The Petro Caribe deal is a good deal for Guyana. It allows Guyana to purchase oil on concessionary terms and on credit. Guyana in turn satisfies its debt to Venezuela by supplying rice. The rice market with Venezuela is the most important market for Guyana. It offers a better price and for large quantities of rice than any of the other markets.
Trinidad is not going to offer such an arrangement. They will most likely want their money up-front and this will place greater pressures on Guyana’s foreign exchange rate which despite the slowdown in business activity continues its gradual slide. This week the selling rate for the US slid to G$212- US$1. The government needs to arrest this slide because it will increase the cost of living.
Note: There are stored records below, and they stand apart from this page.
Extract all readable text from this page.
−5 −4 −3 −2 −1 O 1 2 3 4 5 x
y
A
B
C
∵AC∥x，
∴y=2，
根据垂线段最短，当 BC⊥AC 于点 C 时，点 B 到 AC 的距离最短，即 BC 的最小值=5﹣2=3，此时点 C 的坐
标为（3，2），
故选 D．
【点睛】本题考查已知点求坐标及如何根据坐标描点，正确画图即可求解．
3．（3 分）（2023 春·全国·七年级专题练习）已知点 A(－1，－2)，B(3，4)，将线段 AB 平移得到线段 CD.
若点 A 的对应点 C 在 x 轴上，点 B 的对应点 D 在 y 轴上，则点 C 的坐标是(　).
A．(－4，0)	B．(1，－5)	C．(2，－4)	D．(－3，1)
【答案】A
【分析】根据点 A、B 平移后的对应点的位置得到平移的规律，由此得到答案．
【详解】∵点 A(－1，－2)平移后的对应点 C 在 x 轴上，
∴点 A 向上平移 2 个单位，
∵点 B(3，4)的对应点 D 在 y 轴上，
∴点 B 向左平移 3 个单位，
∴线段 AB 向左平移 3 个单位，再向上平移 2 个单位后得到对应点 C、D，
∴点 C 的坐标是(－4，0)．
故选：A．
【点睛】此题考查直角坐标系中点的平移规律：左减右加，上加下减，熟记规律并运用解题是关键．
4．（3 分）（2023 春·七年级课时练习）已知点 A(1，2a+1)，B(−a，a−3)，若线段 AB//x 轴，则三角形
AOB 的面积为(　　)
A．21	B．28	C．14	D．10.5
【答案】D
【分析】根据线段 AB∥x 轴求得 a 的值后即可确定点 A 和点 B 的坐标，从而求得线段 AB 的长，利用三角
The rice agreement with Venezuela has always been a one year agreement. Each year there have been fears about it not being renewed but each year it has been renewed. There was therefore no need for any rash action on the part of Guyana to the threats that the deal will not be renewed.
If the new government did in fact begin to source greater quantities of its fuel Trinidad in an attempt to avoid its dependency on Venezuelan petrol that is a huge political mistake.
It is a mistake because of the value of the Venezuelan oil and rice deals to Guyana’s economy. Every country should keep its options open and Guyana has always done this in relation to its oil imports. It has always been highly dependent on certain sources but it has never been totally dependent. Oil can be sourced at time from any part of the world but not credit or barter for oil. There was no need for panic that if Venezuela pulled the plug from Guyana that we would be in a problem. That has never been the case.
What has always presented a problem for Guyana is the financing of its petroleum imports. The Petro Caribe has been a good deal for Guyana because of its financing arrangements. Guyana should never have taken the action that it has reportedly taken and attempted to shift imports away from Venezuela.
Guyana is not hurting Venezuela by doing this. It is hurting itself because there is a rice-for-oil deal with Venezuela and Guyana needs that rice market more than Venezuela needs Guyana to buy oil.
This past week there have been reports that Venezuela has inked a rice deal with Suriname. That latter country is a major rice producer and if they displace Guyana from the Venezuelan market, the rice industry in Guyana is doomed.
The government therefore must explain whether there is any truth in the reports that earlier this year it opted to source more of its fuel supplies from Trinidad. If this is the case, it is will be Guyana and Guyana alone which will have to take responsibility for any retaliatory action from Venezuela to wit the ending of the rice- for-oil deal.
The fact that Guyana and Venezuela are at loggerheads because of Venezuela’s continued claims to Guyana’s territory does not mean that Guyana should have tried to reduce its imports from Venezuela. Guyana needs the rice market.
Finding another attractive market for rice is not going to be as easy as finding another country to supply Guyana with oil. It does not work that way.
We can only hope that the new government has not permanently endangered Guyana’s national interest by its reported attempts to buy more oil from Trinidad rather than trying to continue to promote friendly trade relations with Venezuela in spite of the territorial claim.